There was one main entry door for each of the complexes. In the big room to the left of the door into Caesar’s complex lived a man of sixty or so, a pajama-clad man who was never out of bed in all the time Caesar lived there. He could walk, but Caesar never saw him do it. A woman, who told Caesar one day that she was “a home health-care aide,” was always in the man’s room, cooking, cleaning, or watching television with him. His was the only room with its own kitchen setup in a small alcove—a stove, icebox, and sink. His door was always open, and he never seemed to sleep. A green safe, three feet high, squatted beside the bed. “I am a moneylender,” the man said the second day Caesar was there. He had come in and walked past the room, and the man had told the aide to have “that young lion” come back. “I am Simon and I lend money,” the man said as Caesar stood in the doorway. “I will be your best friend, but not for free. Tell your friends.”

He worked as many hours as they would allow him at the restaurant, Chowing Down. The remainder of the time, he went to movies until the shows closed and then sat in Franklin Park, at 14th and K, in good weather and bad. He was there until sleep beckoned, sometimes as late as two in the morning. No one bothered him. He had killed two men, and the world, especially the bad part of it, sensed that and left him alone. He knew no one, and he wanted no one to know him. The friends he had had before Lorton seemed to have been swept off the face of the earth. On the penultimate day of his time at Lorton, he had awoken terrified and thought that if they gave him a choice he might well stay. He might find a life and a career at Lorton.
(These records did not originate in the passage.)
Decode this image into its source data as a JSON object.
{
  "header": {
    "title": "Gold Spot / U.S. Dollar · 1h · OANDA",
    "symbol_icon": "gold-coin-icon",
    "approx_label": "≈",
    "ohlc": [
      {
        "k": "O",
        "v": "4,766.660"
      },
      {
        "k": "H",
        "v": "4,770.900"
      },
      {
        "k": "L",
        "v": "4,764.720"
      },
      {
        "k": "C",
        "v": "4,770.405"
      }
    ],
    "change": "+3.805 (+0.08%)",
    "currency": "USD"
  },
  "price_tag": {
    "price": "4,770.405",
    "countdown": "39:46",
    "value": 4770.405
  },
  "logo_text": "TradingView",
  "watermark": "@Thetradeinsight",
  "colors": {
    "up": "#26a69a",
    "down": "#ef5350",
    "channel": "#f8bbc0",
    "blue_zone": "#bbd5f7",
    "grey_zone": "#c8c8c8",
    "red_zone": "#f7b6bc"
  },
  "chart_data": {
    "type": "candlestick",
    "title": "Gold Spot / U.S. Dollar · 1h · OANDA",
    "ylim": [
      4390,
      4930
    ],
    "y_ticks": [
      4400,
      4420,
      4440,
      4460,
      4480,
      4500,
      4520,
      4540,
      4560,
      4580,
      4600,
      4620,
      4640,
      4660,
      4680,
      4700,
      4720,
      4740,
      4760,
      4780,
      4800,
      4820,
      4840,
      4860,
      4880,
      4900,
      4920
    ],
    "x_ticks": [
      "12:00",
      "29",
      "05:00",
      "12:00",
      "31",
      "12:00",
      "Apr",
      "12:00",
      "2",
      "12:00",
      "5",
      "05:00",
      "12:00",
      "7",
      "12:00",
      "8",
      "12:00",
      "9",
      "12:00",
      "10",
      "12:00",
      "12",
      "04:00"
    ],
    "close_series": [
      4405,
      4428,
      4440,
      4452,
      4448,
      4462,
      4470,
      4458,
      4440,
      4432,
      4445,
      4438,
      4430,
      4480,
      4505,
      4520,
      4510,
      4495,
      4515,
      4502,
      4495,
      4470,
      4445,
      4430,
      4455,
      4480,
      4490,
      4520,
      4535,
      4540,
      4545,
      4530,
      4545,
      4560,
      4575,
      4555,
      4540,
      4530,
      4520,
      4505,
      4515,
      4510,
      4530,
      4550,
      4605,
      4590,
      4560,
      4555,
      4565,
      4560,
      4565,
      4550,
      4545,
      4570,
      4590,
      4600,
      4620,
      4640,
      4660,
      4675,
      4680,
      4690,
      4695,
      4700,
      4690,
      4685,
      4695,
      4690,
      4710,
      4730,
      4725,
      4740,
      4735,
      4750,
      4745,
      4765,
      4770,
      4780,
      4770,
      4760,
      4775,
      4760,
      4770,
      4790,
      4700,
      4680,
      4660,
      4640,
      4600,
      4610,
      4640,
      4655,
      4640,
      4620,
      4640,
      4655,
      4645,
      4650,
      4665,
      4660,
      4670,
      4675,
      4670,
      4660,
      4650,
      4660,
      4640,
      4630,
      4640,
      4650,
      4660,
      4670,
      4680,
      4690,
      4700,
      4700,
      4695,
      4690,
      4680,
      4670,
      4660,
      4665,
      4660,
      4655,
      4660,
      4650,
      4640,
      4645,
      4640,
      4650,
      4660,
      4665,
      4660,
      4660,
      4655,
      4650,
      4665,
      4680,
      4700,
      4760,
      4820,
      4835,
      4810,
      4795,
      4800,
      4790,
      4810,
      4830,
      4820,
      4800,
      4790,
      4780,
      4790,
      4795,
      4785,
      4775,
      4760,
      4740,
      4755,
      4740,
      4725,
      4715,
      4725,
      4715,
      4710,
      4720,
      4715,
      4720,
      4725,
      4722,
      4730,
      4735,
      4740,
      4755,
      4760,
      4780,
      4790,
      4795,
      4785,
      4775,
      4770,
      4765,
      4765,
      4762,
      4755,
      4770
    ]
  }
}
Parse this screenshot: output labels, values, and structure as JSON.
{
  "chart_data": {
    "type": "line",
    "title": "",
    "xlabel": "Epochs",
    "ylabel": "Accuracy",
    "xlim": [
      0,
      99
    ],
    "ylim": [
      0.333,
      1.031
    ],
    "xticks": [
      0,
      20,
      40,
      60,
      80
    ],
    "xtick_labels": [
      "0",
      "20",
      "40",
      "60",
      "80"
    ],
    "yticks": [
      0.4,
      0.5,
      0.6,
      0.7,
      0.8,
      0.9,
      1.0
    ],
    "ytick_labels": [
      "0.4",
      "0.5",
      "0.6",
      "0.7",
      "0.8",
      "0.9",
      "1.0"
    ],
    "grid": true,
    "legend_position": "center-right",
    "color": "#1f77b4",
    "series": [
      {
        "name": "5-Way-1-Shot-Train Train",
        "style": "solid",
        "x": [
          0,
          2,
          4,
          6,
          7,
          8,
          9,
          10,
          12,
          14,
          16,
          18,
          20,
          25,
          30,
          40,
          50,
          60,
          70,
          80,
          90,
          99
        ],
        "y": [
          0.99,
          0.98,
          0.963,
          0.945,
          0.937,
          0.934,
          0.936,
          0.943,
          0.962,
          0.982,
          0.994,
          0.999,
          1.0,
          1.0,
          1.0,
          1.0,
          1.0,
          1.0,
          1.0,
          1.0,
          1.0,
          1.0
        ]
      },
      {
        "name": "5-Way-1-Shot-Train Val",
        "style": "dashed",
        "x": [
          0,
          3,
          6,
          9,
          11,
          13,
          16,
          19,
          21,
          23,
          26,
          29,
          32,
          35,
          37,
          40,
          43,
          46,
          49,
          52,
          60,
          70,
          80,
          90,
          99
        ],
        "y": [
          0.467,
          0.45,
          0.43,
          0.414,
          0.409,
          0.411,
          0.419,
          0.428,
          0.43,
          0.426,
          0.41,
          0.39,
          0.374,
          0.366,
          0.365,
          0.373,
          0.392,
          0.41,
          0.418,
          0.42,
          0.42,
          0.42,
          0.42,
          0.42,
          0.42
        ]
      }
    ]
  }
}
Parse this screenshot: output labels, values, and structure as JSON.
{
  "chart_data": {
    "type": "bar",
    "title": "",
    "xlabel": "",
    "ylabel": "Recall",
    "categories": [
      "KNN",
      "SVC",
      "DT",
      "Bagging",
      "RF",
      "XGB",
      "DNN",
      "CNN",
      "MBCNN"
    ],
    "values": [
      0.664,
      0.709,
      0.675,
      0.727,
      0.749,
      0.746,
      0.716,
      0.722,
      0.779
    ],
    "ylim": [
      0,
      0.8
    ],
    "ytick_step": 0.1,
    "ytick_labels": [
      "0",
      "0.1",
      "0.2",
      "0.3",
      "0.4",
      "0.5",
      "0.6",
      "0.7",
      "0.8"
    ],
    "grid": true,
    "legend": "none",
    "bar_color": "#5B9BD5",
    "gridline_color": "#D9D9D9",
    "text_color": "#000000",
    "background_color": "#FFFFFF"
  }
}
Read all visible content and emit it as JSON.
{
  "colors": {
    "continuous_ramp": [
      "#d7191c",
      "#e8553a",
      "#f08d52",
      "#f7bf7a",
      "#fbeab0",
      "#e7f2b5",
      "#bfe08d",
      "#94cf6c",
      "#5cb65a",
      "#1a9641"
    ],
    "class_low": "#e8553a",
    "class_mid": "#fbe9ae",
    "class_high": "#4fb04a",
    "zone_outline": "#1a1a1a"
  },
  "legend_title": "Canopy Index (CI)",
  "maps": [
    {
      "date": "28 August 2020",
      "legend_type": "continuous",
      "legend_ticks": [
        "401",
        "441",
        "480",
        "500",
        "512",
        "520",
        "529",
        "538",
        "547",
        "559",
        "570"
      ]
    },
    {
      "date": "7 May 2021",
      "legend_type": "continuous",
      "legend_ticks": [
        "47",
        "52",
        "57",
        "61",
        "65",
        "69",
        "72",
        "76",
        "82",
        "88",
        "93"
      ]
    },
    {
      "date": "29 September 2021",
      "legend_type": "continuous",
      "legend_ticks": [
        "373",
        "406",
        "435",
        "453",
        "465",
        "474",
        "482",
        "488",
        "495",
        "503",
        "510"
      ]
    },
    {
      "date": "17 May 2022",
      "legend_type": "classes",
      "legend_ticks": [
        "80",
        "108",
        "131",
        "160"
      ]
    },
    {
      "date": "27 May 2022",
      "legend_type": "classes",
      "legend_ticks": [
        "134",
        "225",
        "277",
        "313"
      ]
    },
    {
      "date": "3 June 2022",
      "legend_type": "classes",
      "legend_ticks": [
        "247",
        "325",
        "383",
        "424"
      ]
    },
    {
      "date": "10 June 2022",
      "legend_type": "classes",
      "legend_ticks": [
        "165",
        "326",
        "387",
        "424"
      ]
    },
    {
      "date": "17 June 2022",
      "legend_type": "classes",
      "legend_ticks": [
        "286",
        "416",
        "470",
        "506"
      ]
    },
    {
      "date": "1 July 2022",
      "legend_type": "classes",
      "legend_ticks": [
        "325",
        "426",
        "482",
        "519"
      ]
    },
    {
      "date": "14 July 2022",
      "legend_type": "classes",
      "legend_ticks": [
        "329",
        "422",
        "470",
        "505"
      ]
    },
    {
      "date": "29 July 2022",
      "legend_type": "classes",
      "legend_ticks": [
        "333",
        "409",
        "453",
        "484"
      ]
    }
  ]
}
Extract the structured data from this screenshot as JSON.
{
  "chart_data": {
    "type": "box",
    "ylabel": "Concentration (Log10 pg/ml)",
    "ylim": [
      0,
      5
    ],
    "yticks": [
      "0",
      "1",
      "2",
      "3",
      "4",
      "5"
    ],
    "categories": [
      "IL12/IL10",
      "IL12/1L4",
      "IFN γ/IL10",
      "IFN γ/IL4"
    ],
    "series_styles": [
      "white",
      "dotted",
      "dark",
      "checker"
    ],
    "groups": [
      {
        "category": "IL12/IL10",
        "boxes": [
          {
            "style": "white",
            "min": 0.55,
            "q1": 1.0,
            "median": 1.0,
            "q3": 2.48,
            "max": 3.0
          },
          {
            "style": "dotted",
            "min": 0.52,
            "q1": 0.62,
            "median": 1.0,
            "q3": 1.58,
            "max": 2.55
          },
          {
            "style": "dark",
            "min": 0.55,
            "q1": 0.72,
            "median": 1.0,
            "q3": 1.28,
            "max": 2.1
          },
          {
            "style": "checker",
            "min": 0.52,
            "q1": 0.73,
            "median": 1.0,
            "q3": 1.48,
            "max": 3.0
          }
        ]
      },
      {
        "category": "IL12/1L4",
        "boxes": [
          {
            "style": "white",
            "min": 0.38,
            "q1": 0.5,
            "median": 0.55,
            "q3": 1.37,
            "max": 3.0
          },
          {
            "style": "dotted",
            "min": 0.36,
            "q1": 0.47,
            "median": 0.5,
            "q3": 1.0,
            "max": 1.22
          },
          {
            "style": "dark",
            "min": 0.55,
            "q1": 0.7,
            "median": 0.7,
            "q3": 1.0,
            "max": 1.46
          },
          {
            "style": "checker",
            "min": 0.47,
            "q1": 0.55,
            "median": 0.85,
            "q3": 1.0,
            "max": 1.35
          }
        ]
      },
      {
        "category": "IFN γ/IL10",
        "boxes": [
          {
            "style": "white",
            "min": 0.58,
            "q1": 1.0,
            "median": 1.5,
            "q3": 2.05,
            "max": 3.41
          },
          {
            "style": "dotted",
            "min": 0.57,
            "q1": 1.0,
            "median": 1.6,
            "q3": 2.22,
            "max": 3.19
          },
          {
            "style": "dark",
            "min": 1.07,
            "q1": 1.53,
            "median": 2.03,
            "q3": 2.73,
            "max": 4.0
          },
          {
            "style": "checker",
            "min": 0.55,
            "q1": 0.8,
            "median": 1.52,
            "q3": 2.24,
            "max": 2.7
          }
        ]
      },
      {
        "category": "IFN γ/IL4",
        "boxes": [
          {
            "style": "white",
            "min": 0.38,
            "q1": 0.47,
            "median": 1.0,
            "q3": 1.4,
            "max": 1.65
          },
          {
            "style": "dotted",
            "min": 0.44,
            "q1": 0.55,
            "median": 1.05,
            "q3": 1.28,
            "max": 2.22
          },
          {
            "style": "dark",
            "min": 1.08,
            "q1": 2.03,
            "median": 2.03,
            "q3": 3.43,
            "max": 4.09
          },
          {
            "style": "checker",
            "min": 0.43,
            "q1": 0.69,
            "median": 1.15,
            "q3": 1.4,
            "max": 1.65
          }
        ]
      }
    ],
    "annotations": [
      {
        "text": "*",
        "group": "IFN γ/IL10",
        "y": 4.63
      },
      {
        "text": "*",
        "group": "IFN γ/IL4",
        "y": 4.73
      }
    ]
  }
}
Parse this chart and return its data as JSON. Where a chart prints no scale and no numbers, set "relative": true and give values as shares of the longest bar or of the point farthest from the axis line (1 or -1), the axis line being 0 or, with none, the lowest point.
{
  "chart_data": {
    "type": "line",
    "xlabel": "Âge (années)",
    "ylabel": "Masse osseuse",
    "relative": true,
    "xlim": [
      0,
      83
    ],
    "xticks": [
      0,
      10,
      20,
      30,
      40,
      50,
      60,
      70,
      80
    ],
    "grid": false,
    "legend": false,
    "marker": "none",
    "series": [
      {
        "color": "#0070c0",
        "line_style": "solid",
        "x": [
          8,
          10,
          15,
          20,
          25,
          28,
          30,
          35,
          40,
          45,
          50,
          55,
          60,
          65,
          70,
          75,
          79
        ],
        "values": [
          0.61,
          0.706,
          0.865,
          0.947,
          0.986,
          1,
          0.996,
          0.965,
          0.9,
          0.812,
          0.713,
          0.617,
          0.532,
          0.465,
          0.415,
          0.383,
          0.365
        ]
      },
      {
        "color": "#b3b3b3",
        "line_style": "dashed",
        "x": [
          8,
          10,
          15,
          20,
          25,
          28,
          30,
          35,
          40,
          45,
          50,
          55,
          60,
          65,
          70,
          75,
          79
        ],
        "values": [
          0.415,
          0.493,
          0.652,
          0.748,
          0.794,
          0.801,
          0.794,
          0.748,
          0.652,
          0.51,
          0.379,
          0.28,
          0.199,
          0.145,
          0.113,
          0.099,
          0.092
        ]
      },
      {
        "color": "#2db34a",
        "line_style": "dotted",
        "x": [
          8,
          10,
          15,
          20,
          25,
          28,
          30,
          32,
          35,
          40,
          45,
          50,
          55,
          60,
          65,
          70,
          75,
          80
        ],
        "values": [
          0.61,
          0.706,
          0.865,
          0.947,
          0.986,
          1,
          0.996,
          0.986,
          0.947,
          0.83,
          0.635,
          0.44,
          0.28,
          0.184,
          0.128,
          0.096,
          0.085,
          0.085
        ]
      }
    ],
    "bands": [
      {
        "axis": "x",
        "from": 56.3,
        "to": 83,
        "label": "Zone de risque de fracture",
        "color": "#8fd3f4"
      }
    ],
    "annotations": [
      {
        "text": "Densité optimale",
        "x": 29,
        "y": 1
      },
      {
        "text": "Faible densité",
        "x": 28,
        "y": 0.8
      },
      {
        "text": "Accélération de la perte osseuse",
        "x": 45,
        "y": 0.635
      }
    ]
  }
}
He had sex only with his right hand, and that was not very often. He began to believe, in his first days out of prison, that men and women were now speaking a new language, and that he would never learn it. His lack of confidence extended even to whores, and this was a man who had been with more women than he had fingers and toes. He began to think that a whore had the power to crush a man’s soul. “What kinda language you speakin, honey? Talk English if you want some.” He was thirty-seven when he got free.